The European Union and Mena governments and companies are planning to connect the region via an electrical energy grid capable of providing the Mena countries with considerable electricity and Europe with 15 per cent of its electricity needs by 2050 (the Desertec project).

Electricity will be generated mostly through renewable energy. 54 per cent of the respondents still believe that the Desertec project will be realized compared with 62 per cent last year, and 36 per cent believe that the project could be realized but on a smaller scale and at a reduced size.

The survey indentified four main drivers of Cleantech growth across the region: government policy, cost of the renewable energy, desire to reduce the use of fossil fuels and increased business efficiency.

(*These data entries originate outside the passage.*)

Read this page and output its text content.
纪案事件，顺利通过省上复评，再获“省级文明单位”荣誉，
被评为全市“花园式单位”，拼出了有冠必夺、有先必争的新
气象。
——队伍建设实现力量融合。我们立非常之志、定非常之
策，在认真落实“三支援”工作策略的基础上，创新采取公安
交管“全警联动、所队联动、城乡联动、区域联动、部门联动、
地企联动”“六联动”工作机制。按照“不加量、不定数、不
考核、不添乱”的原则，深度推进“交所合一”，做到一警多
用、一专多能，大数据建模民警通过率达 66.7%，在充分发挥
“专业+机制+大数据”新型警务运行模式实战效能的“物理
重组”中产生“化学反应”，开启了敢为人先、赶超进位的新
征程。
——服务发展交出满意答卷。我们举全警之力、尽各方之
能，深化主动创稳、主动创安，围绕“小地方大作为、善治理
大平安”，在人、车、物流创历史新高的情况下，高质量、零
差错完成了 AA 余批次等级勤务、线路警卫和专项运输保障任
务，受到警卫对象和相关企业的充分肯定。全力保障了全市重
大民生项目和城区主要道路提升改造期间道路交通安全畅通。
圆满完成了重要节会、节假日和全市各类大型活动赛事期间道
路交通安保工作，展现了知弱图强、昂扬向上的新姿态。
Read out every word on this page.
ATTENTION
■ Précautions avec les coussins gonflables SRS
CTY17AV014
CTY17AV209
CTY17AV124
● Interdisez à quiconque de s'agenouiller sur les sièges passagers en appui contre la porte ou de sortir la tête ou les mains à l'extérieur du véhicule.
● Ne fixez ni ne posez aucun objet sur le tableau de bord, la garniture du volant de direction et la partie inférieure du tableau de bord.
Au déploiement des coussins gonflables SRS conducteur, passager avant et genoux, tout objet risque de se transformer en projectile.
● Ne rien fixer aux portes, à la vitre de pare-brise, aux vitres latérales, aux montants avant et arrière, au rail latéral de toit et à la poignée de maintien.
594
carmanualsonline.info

Job creation was also cited as an important driver for growing Cleantech investment in the Levant as a result of population growth and elevated rates of unemployment.

According to Ernst & Young’s second quarterly Rapid-Growth Markets Forecast, over 15 million young people will enter the region’s workforce over the next decade. Cleantech may create employment opportunities for the relatively young and fast-growing labour force in Mena.

Almost one-third of the respondents favour solar energy as the number one potential source of renewable energy irrespective of their territories.

In a dramatic change from last year’s results, respondents selected energy efficiency as the second potential growth area across the region, with slight changes from one territory to another, followed by water and green buildings.

A majority of the respondents (75 per cent) cited Photovoltaic (PV) as the main solar technology for the region followed by just 19 per cent that named concentrated solar power (CSP). Respondents justified their selection mainly by the price per watt compared with the other technologies.

‘We see a change in the contribution of solar, water and energy efficiency technology to per capita consumption in the region as the costs for each technology deployment is declining,’ said Nimer.

‘For the GCC, energy efficiency and green buildings have become hot topics due to climatic conditions and high electricity consumption,’ he added.